The positivity of those horrors is probably most abundantly apparent in the northeast of Brazil within the continent of South America, where American culture is most ostentatiously represented in so many aspects of life, especially in Bahia, where most of us are proud of a shared African heritage. We can all take pride from so many survival experiences, whether contemporary or through shared historical, human heritage.

In this piece of writing, I’d like to focus our attention on a single icon of Afro-Brazilian life. There are dozens of possible cultural items in Brazil that can be considered exclusively African. We can argue the traditional clothing of a ‘bahiana’ is the closest thing we have to national Brazilian dress, without neglecting indigenous clothing styles, although that oft disproportionately immense robe, ostentatiously resembles traditional European fashions, it is currently almost always worn by African-looking well-built women. I can add that at some point this site will receive a post on the musical genres that have been firmly concentrated in Bahia and the powerful influence of Bahian music, not only on the rest of Brasil but also on neighbouring nations around the globe. I can also make reference with many more Afro-Brazilian iconographic realities.

For this month, my choice of Afro-Brazilian iconography is the humble ‘acarajé’. Although it is nothing huge, it is in fact an incredibly simple example of culinary cunning, with cultural weight, strength and depth. This delicious street snack is widely recognized to have its roots in west Africa and has been passed from generation to generation, thus evolving as a truly Brazilian, tropical, family snack. To prepare acarajé, we use some flour, normally from mandioca; a popular root vegetable, oil, herbs and spices.

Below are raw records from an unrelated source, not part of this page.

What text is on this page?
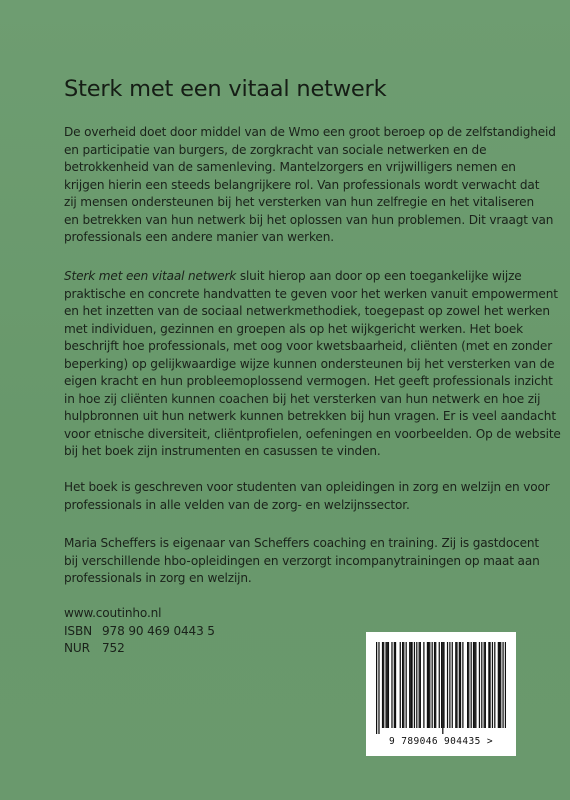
Sterk met een vitaal netwerk

De overheid doet door middel van de Wmo een groot beroep op de zelfstandigheid
en participatie van burgers, de zorgkracht van sociale netwerken en de
betrokkenheid van de samenleving. Mantelzorgers en vrijwilligers nemen en
krijgen hierin een steeds belangrijkere rol. Van professionals wordt verwacht dat
zij mensen ondersteunen bij het versterken van hun zelfregie en het vitaliseren
en betrekken van hun netwerk bij het oplossen van hun problemen. Dit vraagt van
professionals een andere manier van werken.

Sterk met een vitaal netwerk sluit hierop aan door op een toegankelijke wijze
praktische en concrete handvatten te geven voor het werken vanuit empowerment
en het inzetten van de sociaal netwerkmethodiek, toegepast op zowel het werken
met individuen, gezinnen en groepen als op het wijkgericht werken. Het boek
beschrijft hoe professionals, met oog voor kwetsbaarheid, cliënten (met en zonder
beperking) op gelijkwaardige wijze kunnen ondersteunen bij het versterken van de
eigen kracht en hun probleemoplossend vermogen. Het geeft professionals inzicht
in hoe zij cliënten kunnen coachen bij het versterken van hun netwerk en hoe zij
hulpbronnen uit hun netwerk kunnen betrekken bij hun vragen. Er is veel aandacht
voor etnische diversiteit, cliëntprofielen, oefeningen en voorbeelden. Op de website
bij het boek zijn instrumenten en casussen te vinden.

Het boek is geschreven voor studenten van opleidingen in zorg en welzijn en voor
professionals in alle velden van de zorg- en welzijnssector.

Maria Scheffers is eigenaar van Scheffers coaching en training. Zij is gastdocent
bij verschillende hbo-opleidingen en verzorgt incompanytrainingen op maat aan
professionals in zorg en welzijn.

www.coutinho.nl
ISBN 978 90 469 0443 5
NUR 752
9 789046 904435 >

If there are similarities in western Africa, I’d love to know more of the cauldron wielding men&women, who fry for a living in or near millennia of marketplaces. While a most usual ingredient as a filling, is ‘vatapá’, which could have its very own post (come to think of it, why not write a book on vatapá) itself, any filling might be added to taste, for any and every ‘acarajé’. When preparing this deep fried aperitif, we also like to have another simple additional item at the ready and many expect to be able to add this pungent condiment in order to fire up our acarajés. Of course, it is pepper, but as is regular, from Cuba to Buenos Aires and probably in more South American locations (we’ll probably just be referring to Latin America in a few hundred years) , there is a certain reputation in the Americas of the Atlantic, for the best and most overpowering of chilli sauces and if you can try it, then you should, with ‘malagueta’, possibly the most intense of all the peppers. As always, worldbound pepper pungencies could be compared!

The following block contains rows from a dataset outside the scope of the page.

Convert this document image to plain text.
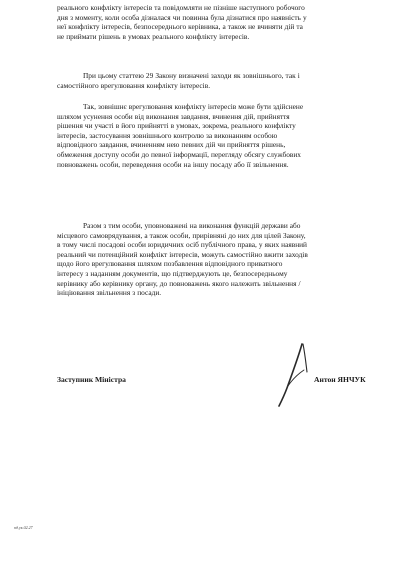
реального конфлікту інтересів та повідомляти не пізніше наступного робочого
дня з моменту, коли особа дізналася чи повинна була дізнатися про наявність у
неї конфлікту інтересів, безпосереднього керівника, а також не вчиняти дій та
не приймати рішень в умовах реального конфлікту інтересів.

При цьому статтею 29 Закону визначені заходи як зовнішнього, так і
самостійного врегулювання конфлікту інтересів.

Так, зовнішнє врегулювання конфлікту інтересів може бути здійснене
шляхом усунення особи від виконання завдання, вчинення дій, прийняття
рішення чи участі в його прийнятті в умовах, зокрема, реального конфлікту
інтересів, застосування зовнішнього контролю за виконанням особою
відповідного завдання, вчиненням нею певних дій чи прийняття рішень,
обмеження доступу особи до певної інформації, перегляду обсягу службових
повноважень особи, переведення особи на іншу посаду або її звільнення.

Разом з тим особи, уповноважені на виконання функцій держави або
місцевого самоврядування, а також особи, прирівняні до них для цілей Закону,
в тому числі посадові особи юридичних осіб публічного права, у яких наявний
реальний чи потенційний конфлікт інтересів, можуть самостійно вжити заходів
щодо його врегулювання шляхом позбавлення відповідного приватного
інтересу з наданням документів, що підтверджують це, безпосередньому
керівнику або керівнику органу, до повноважень якого належить звільнення /
ініціювання звільнення з посади.

Заступник Міністра	Антон ЯНЧУК

пд.ук.02.27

It is recommended that if you are visiting Salvador, you should top up your energy levels with street stall salespersons, who are often referred to as ‘bahianas’. They are easily identifiable, wearing huge white dresses, colourful headscarves, sometimes incessantly smiling and are to be found at many tourist points. Their culinary expertise is more than admirable and those cumbersome dresses are an internationally recognized cultural emblem, most closely associated with Salvador, Bahia, the northeast, Brazil and South America. How some Bahian women have continued to adorn themselves with such a splendid display of robing is really astounding, considering our tropical climate. They may tell you how and why, if they have the time or the inclination to explain in all their glowing details! I suggest spending a little of your time and money with those wonderful bahiana women, as they will make your holiday so much more pleasurable, not only with their delicious traditional cuisine but moreso, with their charming conversation and irrepressible personalities.
Acarajé (German Edition)
Acarajé, is just a pinnacle of Brazilian culinary deftness! Enjoy!